I morti non muoiono: la recensione della zombie comedy di Jim Jarmusch che ha aperto il Festival di Cannes 2019
Commedia poi sì, ma fino a un certo punto.
Commedia sì, va bene, ma fino a un certo punto. E horror puro no, davvero proprio no. E allora cos’è I morti non muoiono, oltre a essere il nuovo film di Jim Jarmusch?
Risposta lapalissiana: è il nuovo film di Jim Jarmusch, che come sempre usa il cinema, e i generi, e gli attori, a modo suo per raccontare le cose del mondo in cui viviamo e che gli stanno a cuore. Nel cuore.
Come nel cuore dell’America (sì, trumpiana, ma in fondo chissene importa) è Centerville, “un posto davvero carino”, come recitano le insegne stradali, 738 abitanti e tutto quello che fa la Vera America: la stazione di polizia, il diner, il motel, la stazione di benzina (che qui vende anche memorabilia horror), il riformatorio, il country. Il country della canzone omonima di Sturgill Simpson che fa da tema al film.
E per motivi che vengono dichiarati subito - il fracking polare che ha scombussolato l’asse di rotazione della Terra, checché ne dicano le autorità - è arrivata l’apocalisse. Zombie, ovviamente.
Sono rimasti e rimarranno forse delusi coloro che si aspettavano da I morti non muoiono nuove riflessioni romeriane. O perfino chi poteva pensare a un nuovo Shaun of the Dead. Ma nessuna delle tue arie è nelle corde di Jarmusch, che la sua apocalisse zombie la racconta con lo stile stralunato, l’umorismo surreale, e l’andamento lento ma solo in apparenza svagato che gli è proprio.
Perché Jarmusch è tutto tranne che svagato. Al contrario, fa attenzione a tutto (anche ai dettagli, che vanno apprezzati, come dice RZA) e a tutti. Soprattutto al mondo in cui viviamo.
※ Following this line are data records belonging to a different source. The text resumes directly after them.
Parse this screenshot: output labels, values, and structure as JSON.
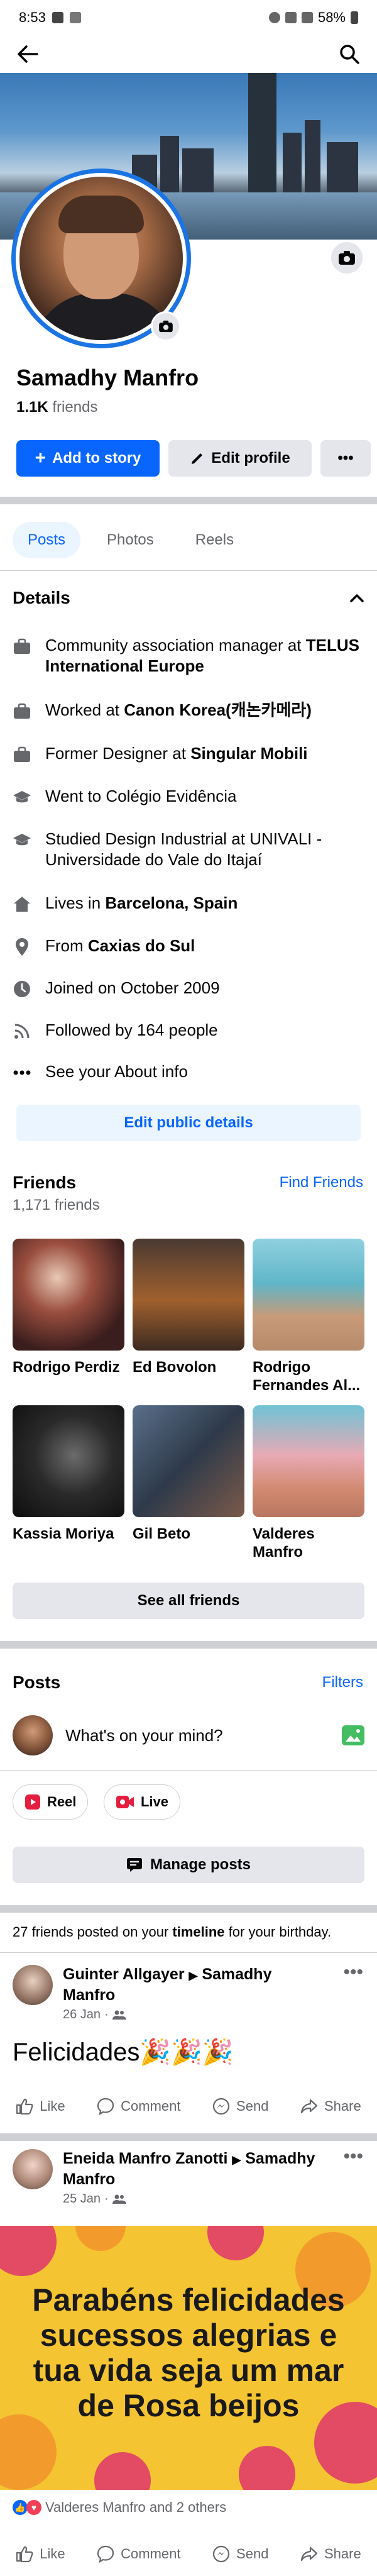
{
  "status_bar": {
    "time": "8:53",
    "battery": "58%"
  },
  "profile": {
    "name": "Samadhy Manfro",
    "friends_count_value": "1.1K",
    "friends_count_label": "friends"
  },
  "actions": {
    "add_story": "Add to story",
    "edit_profile": "Edit profile",
    "more": "•••"
  },
  "tabs": [
    {
      "label": "Posts"
    },
    {
      "label": "Photos"
    },
    {
      "label": "Reels"
    }
  ],
  "details": {
    "title": "Details",
    "items": [
      {
        "icon": "briefcase-icon",
        "prefix": "Community association manager at",
        "bold": "TELUS International Europe"
      },
      {
        "icon": "briefcase-icon",
        "prefix": "Worked at",
        "bold": "Canon Korea(캐논카메라)"
      },
      {
        "icon": "briefcase-icon",
        "prefix": "Former Designer at",
        "bold": "Singular Mobili"
      },
      {
        "icon": "graduation-cap-icon",
        "prefix": "Went to Colégio Evidência",
        "bold": ""
      },
      {
        "icon": "graduation-cap-icon",
        "prefix": "Studied Design Industrial at UNIVALI - Universidade do Vale do Itajaí",
        "bold": ""
      },
      {
        "icon": "home-icon",
        "prefix": "Lives in",
        "bold": "Barcelona, Spain"
      },
      {
        "icon": "location-pin-icon",
        "prefix": "From",
        "bold": "Caxias do Sul"
      },
      {
        "icon": "clock-icon",
        "prefix": "Joined on October 2009",
        "bold": ""
      },
      {
        "icon": "rss-icon",
        "prefix": "Followed by 164 people",
        "bold": ""
      },
      {
        "icon": "ellipsis-icon",
        "prefix": "See your About info",
        "bold": ""
      }
    ],
    "edit_public": "Edit public details"
  },
  "friends": {
    "title": "Friends",
    "count": "1,171 friends",
    "find": "Find Friends",
    "list": [
      {
        "name": "Rodrigo Perdiz"
      },
      {
        "name": "Ed Bovolon"
      },
      {
        "name": "Rodrigo Fernandes Al..."
      },
      {
        "name": "Kassia Moriya"
      },
      {
        "name": "Gil Beto"
      },
      {
        "name": "Valderes Manfro"
      }
    ],
    "see_all": "See all friends"
  },
  "posts_section": {
    "title": "Posts",
    "filters": "Filters",
    "composer_placeholder": "What's on your mind?",
    "reel": "Reel",
    "live": "Live",
    "manage": "Manage posts"
  },
  "birthday_note": {
    "pre": "27 friends posted on your",
    "bold": "timeline",
    "post": "for your birthday."
  },
  "post1": {
    "author": "Guinter Allgayer",
    "target": "Samadhy Manfro",
    "date": "26 Jan",
    "text": "Felicidades🎉🎉🎉"
  },
  "post2": {
    "author": "Eneida Manfro Zanotti",
    "target": "Samadhy Manfro",
    "date": "25 Jan",
    "image_text": "Parabéns felicidades sucessos alegrias e tua vida seja um mar de Rosa beijos",
    "reactions_text": "Valderes Manfro and 2 others"
  },
  "post_actions": {
    "like": "Like",
    "comment": "Comment",
    "send": "Send",
    "share": "Share"
  },
  "colors": {
    "accent": "#0866ff",
    "separator": "#ced0d4",
    "button_grey": "#e4e6eb"
  }
}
Degli zombie importa poco a Jarmusch. A dispetto di certe narrazioni a latere dell’Eremita di Tom Waits, gli importa pochissimo anche della metafora del consumismo, del ricadere dei morti viventi nelle abitudini di consumo del passato, che prende anzi in giro platealmente, parlando di caffè, dolcetti, wifi, xanax, ferramenta varie e chitarre.
Quello che gli importa è l’Apocalisse, che poi è quella che sembrerebbe pensare noi si stia già vivendo.
Alla fine nessuno si sorprende più di tanto a Centerville, del fatto che arrivino gli zombie. Anzi, c’è chi - come il poliziotto pacato e ultra-razionale di Adam Driver - è la prima cosa cui pensa quando cose strane iniziano ad accadere. Ed è sempre lui a dire, fin dall’inizio, che “This is gonna end badly”, che le cose finiranno male.
Perché dentro quest’apocalisse già ci siamo, tutti noi, serve solo la scintilla che faccia divampare l’incendio: l’unica cosa da fare è dare il meglio di sé fino alla fine, ma tanto l’Apocalisse non lascerà scampo.
A meno di non essere dei drop-out, magari giovani irregolari che - chissà perché e percome - sanno dove nascondersi. Ma anche qui, le cose non sono certe.
Centerville, allora, è l’America di Trump, certo, ma è anche e soprattutto il mondo dentro il quale tutti noi viviamo. Quel mondo in cui tutti ripetono le stesse cose di continuo, formule vuote, frasi fatte, che non fanno fare un singolo passo in avanti nella comprensione delle cose e nella eventuale reazione. Il mondo dove si canta sempre la stessa canzone, che non si vuole ascoltare davvero.
Il mondo del quale, se siamo persone davvero razionali, il copione ci è ben noto, fino al finale, con al massimo qualche bizzarra sopresa quando si incontrano soggetti sinceramente alieni al sistema in cui siamo calati.
Zombie sì, allora, ma come metafora e come pare a Jarmusch. Commedia sì, certo, perché si ride (Murray e Driver sono una coppia meravigliosa, e Tilda Swinton è come sempre sublime), ma fino a un certo punto.
E alla fine I morti non muoiono non è solo spiazzante, ma anche un po’ angosciante. Di quell’angoscia serena e disincantata di cui è capace il suo regista. Un regista di cui, in questo mondo così scemo, forse non meritiamo né l’intelligenza né il cinema.